Making Every Cycle Count with Instruction Merging
The final major optimization was about packing work more efficiently. The challenge is figuring out which operations can safely run in the same cycle.
Two operations can run together if they do not have data dependencies. For example, if operation A writes to a memory location and operation B reads from that same location, B must wait for A to finish. But if they use completely different memory locations, they can run simultaneously.
I wrote a scheduler that looks ahead at the next 95 operations and tries to pack as many independent operations into each cycle as possible. It tracks three types of dependencies:
- Read After Write (RAW): B reads what A writes
- Write After Read (WAR): B writes what A reads
- Write After Write (WAW): both write to the same location
The scheduler maintains sets of reads and writes for all skipped instructions, ensuring that any merged instruction does not violate these dependencies.
This was probably the single biggest improvement in phase 2. Instead of having cycles where only one or two execution units were busy, most cycles now had multiple units working in parallel.
The Results
After all these optimizations, the code ran in 2,333 cycles. Starting from 147,734 cycles, that is a speedup of about 63 times.
What I Learned
Looking back at this journey, a few lessons stand out.
First, you do not need to be an expert to tackle hard problems. I started with no knowledge of SIMD, VLIW, or kernel optimization. Having an LLM as a learning partner made a huge difference. It could explain concepts when I was confused, suggest approaches when I was stuck, and help debug when things broke. But the key was actively learning, not just copying code. I read documentation, sketched ideas on paper, and built my own understanding.
Second, the structure of your problem matters. Generic vectorization gave me a 33x speedup. Understanding the specific patterns in the tree traversal, recognizing which hash stages could be fused, and knowing when computation was unnecessary took me from 33x to 63x.
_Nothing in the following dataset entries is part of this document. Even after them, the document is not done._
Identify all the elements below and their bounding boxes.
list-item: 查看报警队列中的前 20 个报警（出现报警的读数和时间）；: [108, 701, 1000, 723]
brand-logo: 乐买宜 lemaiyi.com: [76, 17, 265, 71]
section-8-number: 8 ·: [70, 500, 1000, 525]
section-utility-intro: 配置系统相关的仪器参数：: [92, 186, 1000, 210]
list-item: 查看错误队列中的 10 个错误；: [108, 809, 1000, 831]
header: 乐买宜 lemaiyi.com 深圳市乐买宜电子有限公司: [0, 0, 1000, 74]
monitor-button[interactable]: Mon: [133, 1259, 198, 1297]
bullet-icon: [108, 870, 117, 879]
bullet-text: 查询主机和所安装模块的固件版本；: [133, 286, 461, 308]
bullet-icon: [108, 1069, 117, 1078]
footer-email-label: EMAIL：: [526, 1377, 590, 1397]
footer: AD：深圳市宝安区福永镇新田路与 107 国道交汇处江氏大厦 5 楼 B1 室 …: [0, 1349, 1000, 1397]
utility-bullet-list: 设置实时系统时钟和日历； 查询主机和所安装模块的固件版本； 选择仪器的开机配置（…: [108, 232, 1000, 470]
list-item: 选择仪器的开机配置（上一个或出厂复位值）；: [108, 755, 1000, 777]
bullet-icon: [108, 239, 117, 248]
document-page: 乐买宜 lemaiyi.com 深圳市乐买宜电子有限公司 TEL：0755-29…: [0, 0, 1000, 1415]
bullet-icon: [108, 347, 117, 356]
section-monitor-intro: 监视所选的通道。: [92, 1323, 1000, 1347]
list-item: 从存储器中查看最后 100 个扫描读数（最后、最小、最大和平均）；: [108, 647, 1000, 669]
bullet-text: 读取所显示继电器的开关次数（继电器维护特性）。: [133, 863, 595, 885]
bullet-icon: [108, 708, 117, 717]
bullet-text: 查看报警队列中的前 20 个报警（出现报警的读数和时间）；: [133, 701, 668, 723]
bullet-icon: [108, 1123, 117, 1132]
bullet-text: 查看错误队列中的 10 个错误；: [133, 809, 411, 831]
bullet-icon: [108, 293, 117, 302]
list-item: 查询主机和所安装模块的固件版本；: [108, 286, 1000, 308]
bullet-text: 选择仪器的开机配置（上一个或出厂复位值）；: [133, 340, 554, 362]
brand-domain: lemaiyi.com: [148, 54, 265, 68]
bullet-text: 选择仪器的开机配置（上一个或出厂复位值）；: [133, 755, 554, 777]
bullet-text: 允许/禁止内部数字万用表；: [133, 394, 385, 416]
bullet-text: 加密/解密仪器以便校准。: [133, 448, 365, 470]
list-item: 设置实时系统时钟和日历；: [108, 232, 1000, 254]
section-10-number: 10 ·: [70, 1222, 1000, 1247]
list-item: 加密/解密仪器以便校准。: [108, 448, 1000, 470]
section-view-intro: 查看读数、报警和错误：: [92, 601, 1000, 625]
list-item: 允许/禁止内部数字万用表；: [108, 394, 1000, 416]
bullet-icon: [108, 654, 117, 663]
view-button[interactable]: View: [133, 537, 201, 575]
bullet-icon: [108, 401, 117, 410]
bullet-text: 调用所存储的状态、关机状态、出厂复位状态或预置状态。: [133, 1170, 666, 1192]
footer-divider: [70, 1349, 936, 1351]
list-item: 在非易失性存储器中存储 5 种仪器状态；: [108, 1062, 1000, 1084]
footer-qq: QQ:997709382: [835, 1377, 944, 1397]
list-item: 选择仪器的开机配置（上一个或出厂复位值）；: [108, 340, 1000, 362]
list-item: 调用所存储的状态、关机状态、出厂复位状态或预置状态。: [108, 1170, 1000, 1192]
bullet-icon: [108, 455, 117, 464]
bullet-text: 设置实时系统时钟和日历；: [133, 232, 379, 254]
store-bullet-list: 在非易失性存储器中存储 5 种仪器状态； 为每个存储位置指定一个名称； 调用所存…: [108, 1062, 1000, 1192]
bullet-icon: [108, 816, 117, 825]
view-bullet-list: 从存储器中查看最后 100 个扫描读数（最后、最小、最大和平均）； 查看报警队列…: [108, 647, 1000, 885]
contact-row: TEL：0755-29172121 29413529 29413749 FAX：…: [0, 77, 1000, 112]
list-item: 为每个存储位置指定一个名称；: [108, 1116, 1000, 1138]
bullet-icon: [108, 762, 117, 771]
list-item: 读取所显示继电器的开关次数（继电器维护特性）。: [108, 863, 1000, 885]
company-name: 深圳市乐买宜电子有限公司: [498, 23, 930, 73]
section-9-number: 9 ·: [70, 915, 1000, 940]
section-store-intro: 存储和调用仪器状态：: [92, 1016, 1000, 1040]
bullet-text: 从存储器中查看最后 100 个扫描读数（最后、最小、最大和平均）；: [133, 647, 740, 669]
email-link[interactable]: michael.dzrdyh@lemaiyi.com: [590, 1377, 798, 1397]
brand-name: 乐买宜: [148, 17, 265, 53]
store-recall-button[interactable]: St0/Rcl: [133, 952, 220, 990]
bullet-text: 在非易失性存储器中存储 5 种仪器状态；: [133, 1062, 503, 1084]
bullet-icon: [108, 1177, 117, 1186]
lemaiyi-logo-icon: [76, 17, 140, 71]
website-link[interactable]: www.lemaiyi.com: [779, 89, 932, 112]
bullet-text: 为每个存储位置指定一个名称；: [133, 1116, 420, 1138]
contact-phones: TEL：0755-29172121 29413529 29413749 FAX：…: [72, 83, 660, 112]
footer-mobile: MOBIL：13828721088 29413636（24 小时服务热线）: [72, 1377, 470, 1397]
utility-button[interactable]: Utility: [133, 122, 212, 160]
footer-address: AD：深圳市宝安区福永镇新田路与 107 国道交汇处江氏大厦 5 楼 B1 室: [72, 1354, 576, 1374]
Third, keeping all parts of your processor busy is important. The processor can theoretically execute about 23 operations per cycle (12 ALU + 6 VALU + 2 load + 2 store + 1 flow). Most of my optimization work was about finding ways to fill those slots.
Finally, sometimes the best optimization is not doing the work at all. Setting the index to 0 instead of computing and wrapping. Selecting between preloaded values instead of loading from memory. These saved more cycles than making the existing operations faster.